Authorities Raid Novartis AG Offices in Korea Over Bribery Allegations

Novartis to Hold On to Its 33% Stake in Roche—For Now

February 23, 2016
By Mark Terry, BioSpace.com Breaking News Staff

Officials representing the Seoul Western District Prosecutors’ Office in South Korea raided the local offices of Switzerland-based Novartis AG , looking for evidence of bribery allegations.

According to the Yonhap News Agency, the Korean officials seized documents and account books on Monday around 9 a.m. local time. A Korean prosecution official said the raid was, “part of an investigation into finding out how the rebates were offered.” No charges have been filed. Company officials will be interviewed once the confiscated materials are analyzed.

The Korean prosecutors office is apparently trying to determine if Novartis representatives have bribed Korean doctors.

This is a problem for pharmaceutical companies worldwide. The GlaxoSmithKline bribery scandal in China is the most prominent, partially because it was wrapped up in a sex scandal and a private investigator being jailed by Chinese authorities.

Mark Reilly, formerly GSK’s China general manager, was in the spotlight when a sex tape of he and his girlfriend was sent to the company. Reilly hired Peter Humphrey, a British investigator working in China, to investigate and find out who planted the camera in his apartment. Humphrey, who operated ChinaWhys, a business investigations company operating in China, was also hired to investigate the bribery charges for GSK. Things rapidly spiraled out of control from there, with whistleblower allegations of bribery, and Humphrey and his American wife, Yu Yingzeng, being sentenced to prison in August 2014 for illegally acquiring private records of Chinese citizens and selling them to GSK and other clients.

In the end, GSK was fined almost $500 million on bribery charges. Reilly and four other company managers received four-year prison terms that were suspended. Reilly was deported. Humphrey and Yingzeng were eventually released from prison in 2015.

GSK is hardly an isolated case, although probably the most dramatic. SciClone Pharmaceuticals, Inc. , based in Foster City, Calif., recently paid $12.8 million to the U.S. Securities and Exchange Commission (SEC) for violations of the Foreign Corrupt Practices Act (FCPA). SciClone describes itself as a “specialty pharmaceutical company with a substantial commercial business in China.”

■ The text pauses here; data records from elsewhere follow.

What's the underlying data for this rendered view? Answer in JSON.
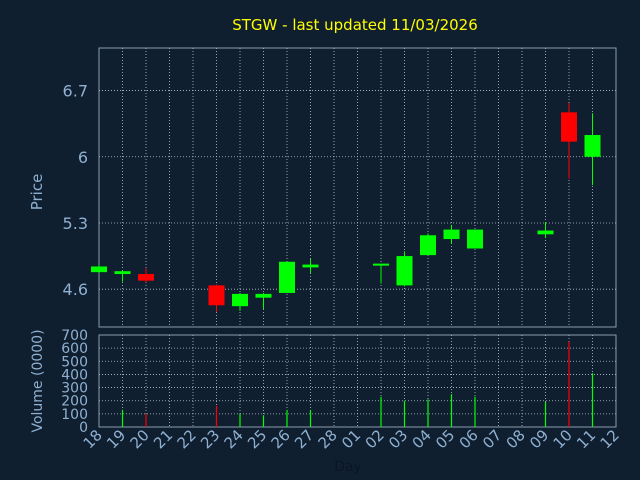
{
  "chart_data": [
    {
      "type": "candlestick",
      "title": "STGW - last updated 11/03/2026",
      "ylabel": "Price",
      "ylim": [
        4.2,
        7.15
      ],
      "yticks": [
        4.6,
        5.3,
        6,
        6.7
      ],
      "ytick_labels": [
        "4.6",
        "5.3",
        "6",
        "6.7"
      ],
      "grid": true,
      "up_color": "#00ff00",
      "down_color": "#ff0000",
      "candles": [
        {
          "day": "18",
          "open": 4.78,
          "close": 4.84,
          "high": 4.86,
          "low": 4.77
        },
        {
          "day": "19",
          "open": 4.76,
          "close": 4.79,
          "high": 4.8,
          "low": 4.68
        },
        {
          "day": "20",
          "open": 4.76,
          "close": 4.69,
          "high": 4.82,
          "low": 4.67
        },
        {
          "day": "23",
          "open": 4.64,
          "close": 4.43,
          "high": 4.65,
          "low": 4.36
        },
        {
          "day": "24",
          "open": 4.42,
          "close": 4.55,
          "high": 4.56,
          "low": 4.37
        },
        {
          "day": "25",
          "open": 4.51,
          "close": 4.55,
          "high": 4.56,
          "low": 4.39
        },
        {
          "day": "26",
          "open": 4.56,
          "close": 4.89,
          "high": 4.89,
          "low": 4.56
        },
        {
          "day": "27",
          "open": 4.83,
          "close": 4.86,
          "high": 4.92,
          "low": 4.77
        },
        {
          "day": "02",
          "open": 4.86,
          "close": 4.87,
          "high": 4.87,
          "low": 4.66
        },
        {
          "day": "03",
          "open": 4.64,
          "close": 4.95,
          "high": 5.0,
          "low": 4.63
        },
        {
          "day": "04",
          "open": 4.96,
          "close": 5.17,
          "high": 5.19,
          "low": 4.96
        },
        {
          "day": "05",
          "open": 5.13,
          "close": 5.23,
          "high": 5.28,
          "low": 5.08
        },
        {
          "day": "06",
          "open": 5.03,
          "close": 5.23,
          "high": 5.23,
          "low": 5.03
        },
        {
          "day": "09",
          "open": 5.18,
          "close": 5.22,
          "high": 5.31,
          "low": 5.14
        },
        {
          "day": "10",
          "open": 6.47,
          "close": 6.16,
          "high": 6.57,
          "low": 5.77
        },
        {
          "day": "11",
          "open": 6.0,
          "close": 6.23,
          "high": 6.46,
          "low": 5.7
        }
      ]
    },
    {
      "type": "bar",
      "ylabel": "Volume (0000)",
      "xlabel": "Day",
      "ylim": [
        0,
        700
      ],
      "yticks": [
        0,
        100,
        200,
        300,
        400,
        500,
        600,
        700
      ],
      "ytick_labels": [
        "0",
        "100",
        "200",
        "300",
        "400",
        "500",
        "600",
        "700"
      ],
      "x_labels": [
        "18",
        "19",
        "20",
        "21",
        "22",
        "23",
        "24",
        "25",
        "26",
        "27",
        "28",
        "01",
        "02",
        "03",
        "04",
        "05",
        "06",
        "07",
        "08",
        "09",
        "10",
        "11",
        "12"
      ],
      "bars": [
        {
          "day": "19",
          "value": 130,
          "color": "#00ff00"
        },
        {
          "day": "20",
          "value": 100,
          "color": "#ff0000"
        },
        {
          "day": "23",
          "value": 160,
          "color": "#ff0000"
        },
        {
          "day": "24",
          "value": 100,
          "color": "#00ff00"
        },
        {
          "day": "25",
          "value": 90,
          "color": "#00ff00"
        },
        {
          "day": "26",
          "value": 130,
          "color": "#00ff00"
        },
        {
          "day": "27",
          "value": 130,
          "color": "#00ff00"
        },
        {
          "day": "02",
          "value": 230,
          "color": "#00ff00"
        },
        {
          "day": "03",
          "value": 200,
          "color": "#00ff00"
        },
        {
          "day": "04",
          "value": 210,
          "color": "#00ff00"
        },
        {
          "day": "05",
          "value": 250,
          "color": "#00ff00"
        },
        {
          "day": "06",
          "value": 230,
          "color": "#00ff00"
        },
        {
          "day": "09",
          "value": 190,
          "color": "#00ff00"
        },
        {
          "day": "10",
          "value": 650,
          "color": "#ff0000"
        },
        {
          "day": "11",
          "value": 410,
          "color": "#00ff00"
        }
      ]
    }
  ]
}
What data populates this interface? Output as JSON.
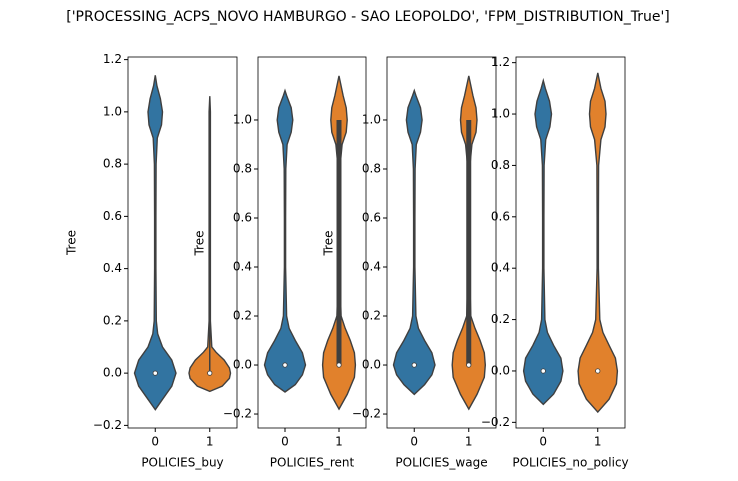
{
  "title": "['PROCESSING_ACPS_NOVO HAMBURGO - SAO LEOPOLDO', 'FPM_DISTRIBUTION_True']",
  "chart_data": [
    {
      "type": "violin",
      "xlabel": "POLICIES_buy",
      "ylabel": "Tree",
      "categories": [
        "0",
        "1"
      ],
      "ylim": [
        -0.21,
        1.21
      ],
      "yticks": [
        {
          "value": -0.2,
          "label": "−0.2"
        },
        {
          "value": 0,
          "label": "0.0"
        },
        0.2,
        0.4,
        0.6,
        0.8,
        {
          "value": 1,
          "label": "1.0"
        },
        1.2
      ],
      "violins": [
        {
          "color": "#3274a1",
          "median": 0,
          "density_y": [
            -0.14,
            -0.1,
            -0.05,
            0,
            0.05,
            0.1,
            0.15,
            0.2,
            0.4,
            0.6,
            0.8,
            0.9,
            0.95,
            1,
            1.05,
            1.1,
            1.14
          ],
          "density": [
            0,
            0.35,
            0.8,
            1,
            0.8,
            0.35,
            0.12,
            0.05,
            0.03,
            0.03,
            0.04,
            0.1,
            0.3,
            0.35,
            0.25,
            0.08,
            0
          ]
        },
        {
          "color": "#e1812c",
          "median": 0,
          "whisker": [
            0,
            1
          ],
          "density_y": [
            -0.07,
            -0.05,
            -0.02,
            0,
            0.02,
            0.05,
            0.08,
            0.1,
            0.2,
            1,
            1.06
          ],
          "density": [
            0,
            0.6,
            0.95,
            1,
            0.95,
            0.7,
            0.3,
            0.1,
            0.03,
            0.03,
            0
          ]
        }
      ]
    },
    {
      "type": "violin",
      "xlabel": "POLICIES_rent",
      "ylabel": "Tree",
      "categories": [
        "0",
        "1"
      ],
      "ylim": [
        -0.257,
        1.257
      ],
      "yticks": [
        {
          "value": -0.2,
          "label": "−0.2"
        },
        {
          "value": 0,
          "label": "0.0"
        },
        0.2,
        0.4,
        0.6,
        0.8,
        {
          "value": 1,
          "label": "1.0"
        }
      ],
      "violins": [
        {
          "color": "#3274a1",
          "median": 0,
          "density_y": [
            -0.11,
            -0.08,
            -0.04,
            0,
            0.05,
            0.1,
            0.15,
            0.2,
            0.4,
            0.6,
            0.8,
            0.9,
            0.95,
            1,
            1.05,
            1.1,
            1.12
          ],
          "density": [
            0,
            0.5,
            0.85,
            1,
            0.85,
            0.5,
            0.2,
            0.08,
            0.03,
            0.03,
            0.04,
            0.1,
            0.3,
            0.38,
            0.3,
            0.08,
            0
          ]
        },
        {
          "color": "#e1812c",
          "median": 0,
          "quartiles": [
            0,
            1
          ],
          "whisker": [
            0,
            1
          ],
          "density_y": [
            -0.18,
            -0.12,
            -0.05,
            0,
            0.05,
            0.1,
            0.15,
            0.2,
            0.4,
            0.6,
            0.8,
            0.9,
            0.95,
            1,
            1.05,
            1.1,
            1.18
          ],
          "density": [
            0,
            0.4,
            0.75,
            0.8,
            0.75,
            0.55,
            0.3,
            0.1,
            0.03,
            0.03,
            0.04,
            0.15,
            0.35,
            0.4,
            0.35,
            0.2,
            0
          ]
        }
      ]
    },
    {
      "type": "violin",
      "xlabel": "POLICIES_wage",
      "ylabel": "Tree",
      "categories": [
        "0",
        "1"
      ],
      "ylim": [
        -0.257,
        1.257
      ],
      "yticks": [
        {
          "value": -0.2,
          "label": "−0.2"
        },
        {
          "value": 0,
          "label": "0.0"
        },
        0.2,
        0.4,
        0.6,
        0.8,
        {
          "value": 1,
          "label": "1.0"
        }
      ],
      "violins": [
        {
          "color": "#3274a1",
          "median": 0,
          "density_y": [
            -0.12,
            -0.08,
            -0.04,
            0,
            0.05,
            0.1,
            0.15,
            0.2,
            0.4,
            0.6,
            0.8,
            0.9,
            0.95,
            1,
            1.05,
            1.1,
            1.12
          ],
          "density": [
            0,
            0.5,
            0.85,
            1,
            0.85,
            0.5,
            0.2,
            0.08,
            0.03,
            0.03,
            0.04,
            0.1,
            0.3,
            0.38,
            0.3,
            0.08,
            0
          ]
        },
        {
          "color": "#e1812c",
          "median": 0,
          "quartiles": [
            0,
            1
          ],
          "whisker": [
            0,
            1
          ],
          "density_y": [
            -0.18,
            -0.12,
            -0.05,
            0,
            0.05,
            0.1,
            0.15,
            0.2,
            0.4,
            0.6,
            0.8,
            0.9,
            0.95,
            1,
            1.05,
            1.1,
            1.18
          ],
          "density": [
            0,
            0.4,
            0.75,
            0.8,
            0.75,
            0.55,
            0.3,
            0.1,
            0.03,
            0.03,
            0.04,
            0.15,
            0.35,
            0.4,
            0.35,
            0.2,
            0
          ]
        }
      ]
    },
    {
      "type": "violin",
      "xlabel": "POLICIES_no_policy",
      "categories": [
        "0",
        "1"
      ],
      "ylim": [
        -0.222,
        1.222
      ],
      "yticks": [
        {
          "value": -0.2,
          "label": "−0.2"
        },
        {
          "value": 0,
          "label": "0.0"
        },
        0.2,
        0.4,
        0.6,
        0.8,
        {
          "value": 1,
          "label": "1.0"
        },
        1.2
      ],
      "violins": [
        {
          "color": "#3274a1",
          "median": 0,
          "density_y": [
            -0.13,
            -0.09,
            -0.04,
            0,
            0.05,
            0.1,
            0.15,
            0.2,
            0.4,
            0.6,
            0.8,
            0.9,
            0.95,
            1,
            1.05,
            1.1,
            1.13
          ],
          "density": [
            0,
            0.5,
            0.85,
            0.95,
            0.85,
            0.5,
            0.2,
            0.08,
            0.03,
            0.03,
            0.04,
            0.12,
            0.32,
            0.4,
            0.3,
            0.1,
            0
          ]
        },
        {
          "color": "#e1812c",
          "median": 0,
          "density_y": [
            -0.16,
            -0.11,
            -0.05,
            0,
            0.05,
            0.1,
            0.15,
            0.2,
            0.4,
            0.6,
            0.8,
            0.9,
            0.95,
            1,
            1.05,
            1.1,
            1.16
          ],
          "density": [
            0,
            0.55,
            0.9,
            0.95,
            0.85,
            0.55,
            0.25,
            0.1,
            0.03,
            0.03,
            0.04,
            0.15,
            0.35,
            0.4,
            0.35,
            0.15,
            0
          ]
        }
      ]
    }
  ]
}
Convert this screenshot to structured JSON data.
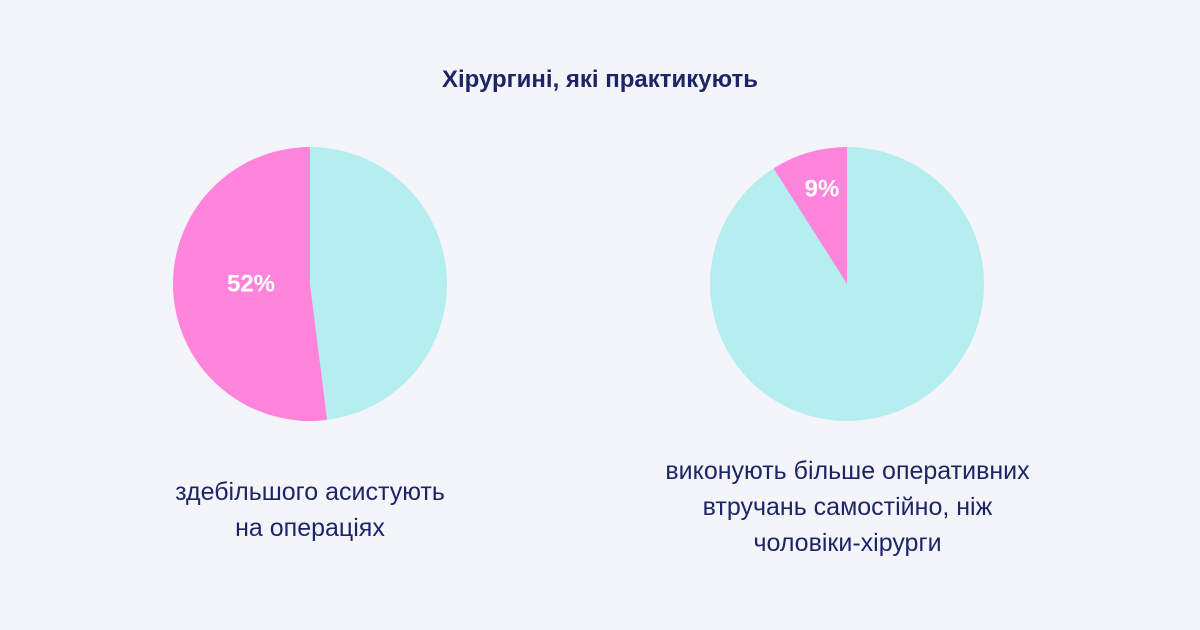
{
  "title": "Хірургині, які практикують",
  "colors": {
    "background": "#f4f5fa",
    "highlight": "#ff85dc",
    "rest": "#b4eeee",
    "text": "#1d2566"
  },
  "chart_data": [
    {
      "type": "pie",
      "title": "",
      "slices": [
        {
          "label": "52%",
          "value": 52,
          "color": "#ff85dc"
        },
        {
          "label": "",
          "value": 48,
          "color": "#b4eeee"
        }
      ],
      "caption_lines": [
        "здебільшого асистують",
        "на операціях"
      ]
    },
    {
      "type": "pie",
      "title": "",
      "slices": [
        {
          "label": "9%",
          "value": 9,
          "color": "#ff85dc"
        },
        {
          "label": "",
          "value": 91,
          "color": "#b4eeee"
        }
      ],
      "caption_lines": [
        "виконують більше оперативних",
        "втручань самостійно, ніж",
        "чоловіки-хірурги"
      ]
    }
  ]
}
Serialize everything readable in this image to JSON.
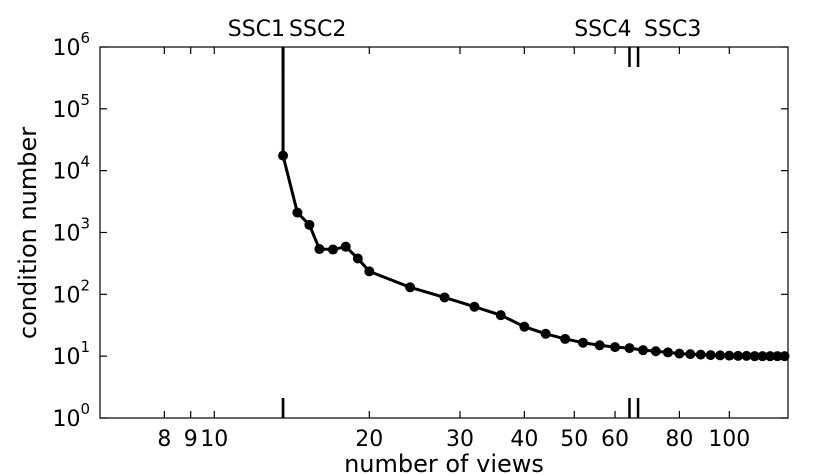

Indianapolis-based Eli Lilly & Company paid more than $29 million in 2012 to settle charges of bribery in Russia, Brazil, China and Poland. Also in 2012, Pfizer paid $15 million to settle bribing allegations in China, Czech Republic, Italy, and Russia. Bristol-Myers Squibb paid $14 million to resolve similar charges.

Johnson & Johnson recently paid $70 million to settle FCPA violations in 2011, regarding improper payments to government officials in Greece, Poland and Romania. It also revolved around kickbacks paid to the former Iraqi government under the United Nations Oil for Food Program.

These sorts of allegations and settlements are common enough to make one wonder if bribery and the resulting charges are considered line items on company budgets. In the Eli Lilly case, Antonia Chion, associate director in the SEC Enforcement Division, said in a statement, “When a parent company learns tell-tale signs of a bribery scheme involving a subsidiary, it must take immediate action to assure that the FCPA is not being violated. We strongly caution company officials from averting their eyes from what they do not wish to see.”